No mention of creating a world that enacts justice. Only about surviving bad things and being nice.
What he described isn't grace. Grace is the radical presence of God that turns everything towarrd justice and compassion.
Grace restores, renews, reconciles.
Grace moves into the world like a lion (remember CS Lewis) and calls evil and injustice to account.
Grace welcomes strangers, makes peace, heals the sick, cares for widows and children, and challenges Caesar.
If you listened to the prayer breakfast speech, what you heard was pablum. Vanilla-pudding "grace." Not grace as in the Hebrew & Christian scriptures.
Kindness is part of grace, yes. Charity is part of grace.
But grace is the ever-present love of God, breathing through and in and with the universe, always creating and offering the possibilities of both mercy and justice.
In short, the National Prayer Breakfast speech was not about grace.

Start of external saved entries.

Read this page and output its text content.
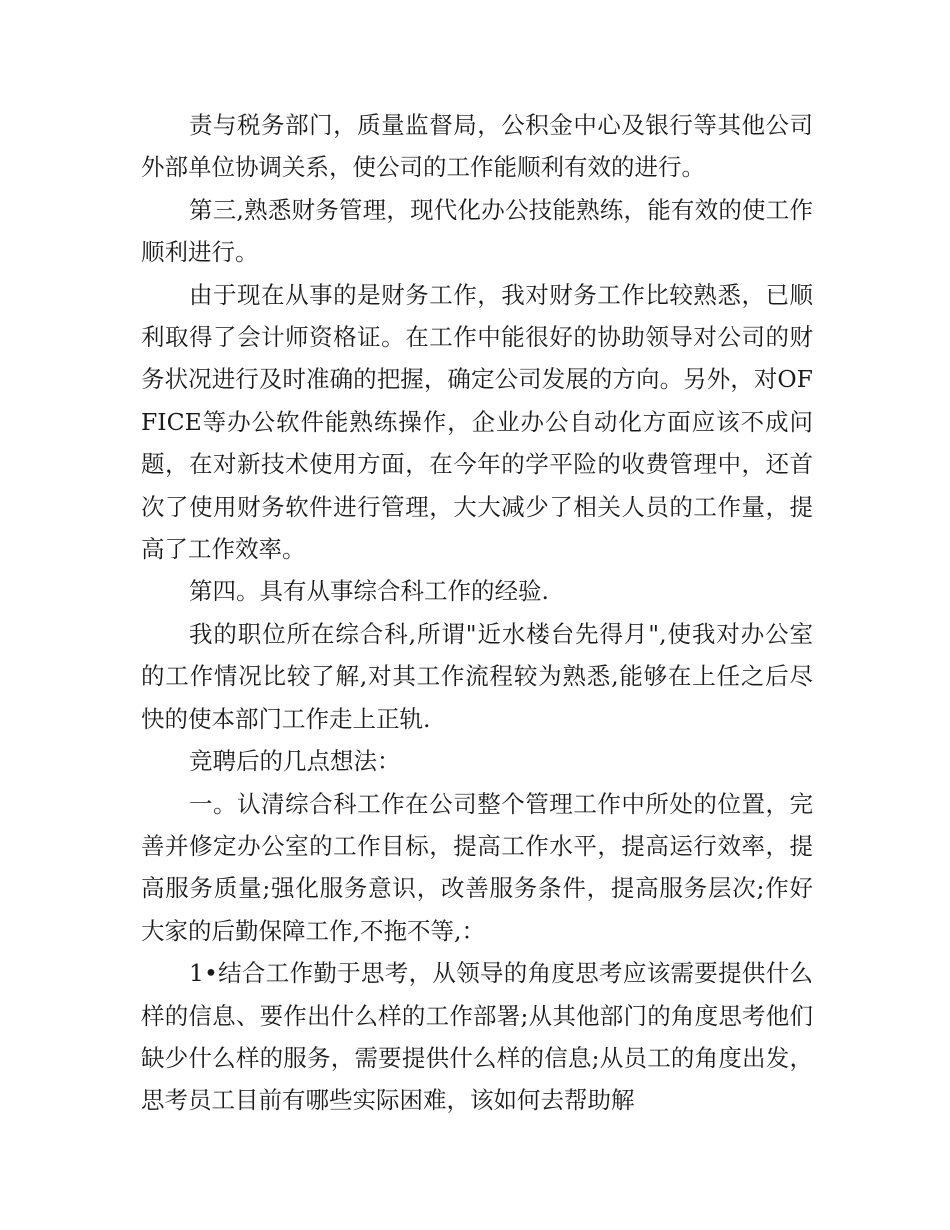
责与税务部门，质量监督局，公积金中心及银行等其他公司外部单位协调关系，使公司的工作能顺利有效的进行。

第三,熟悉财务管理，现代化办公技能熟练，能有效的使工作顺利进行。

由于现在从事的是财务工作，我对财务工作比较熟悉，已顺利取得了会计师资格证。在工作中能很好的协助领导对公司的财务状况进行及时准确的把握，确定公司发展的方向。另外，对OFFICE等办公软件能熟练操作，企业办公自动化方面应该不成问题，在对新技术使用方面，在今年的学平险的收费管理中，还首次了使用财务软件进行管理，大大减少了相关人员的工作量，提高了工作效率。

第四。具有从事综合科工作的经验.

我的职位所在综合科,所谓"近水楼台先得月",使我对办公室的工作情况比较了解,对其工作流程较为熟悉,能够在上任之后尽快的使本部门工作走上正轨.

竞聘后的几点想法：

一。认清综合科工作在公司整个管理工作中所处的位置，完善并修定办公室的工作目标，提高工作水平，提高运行效率，提高服务质量;强化服务意识，改善服务条件，提高服务层次;作好大家的后勤保障工作,不拖不等,：

1•结合工作勤于思考，从领导的角度思考应该需要提供什么样的信息、要作出什么样的工作部署;从其他部门的角度思考他们缺少什么样的服务，需要提供什么样的信息;从员工的角度出发，思考员工目前有哪些实际困难，该如何去帮助解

It was about people submitting to an unjust system, one that perpetuates war and poverty, where religion makes us compliant participants.
I'd give that speech the "Religion is the Opiate of the People" Award for 2018.
It was what I'd call "soft nationalism." Using lovely terms to justify an immoral system that all the biblical prophets -- and Jesus -- wouldn't put up with for a second.
Do not be fooled. That wasn't Christianity (which, of course, is Trump's only idea of what a "real" religion is). It was a sanitized form of nationalism.
The interesting thing, however, was why? Why give a speech like that (ie., nationalism) in a room with Christians (and yes, they are mostly Christians) from around the globe?
In sum, the speech was really smart toward its ends of soft nationalism, but it was not Christian in any theological or traditional sense. It really harkened back toward the kind of Christianity @KevinMKruse describes in his work.
It was a throwback speech -- could have been given in 1957, but with even more malevolent undertones. It was a white Christian speech for a white Christian nation that doesn't exist any longer. Because, of course, it isn't 1957.
It twisted the central vision of Christianity -- a world endued with grace -- and turned it toward the ends of Trumpism. The Bible calls that kind of thing idolatry.
Civil religion is one thing. This is on a whole other level.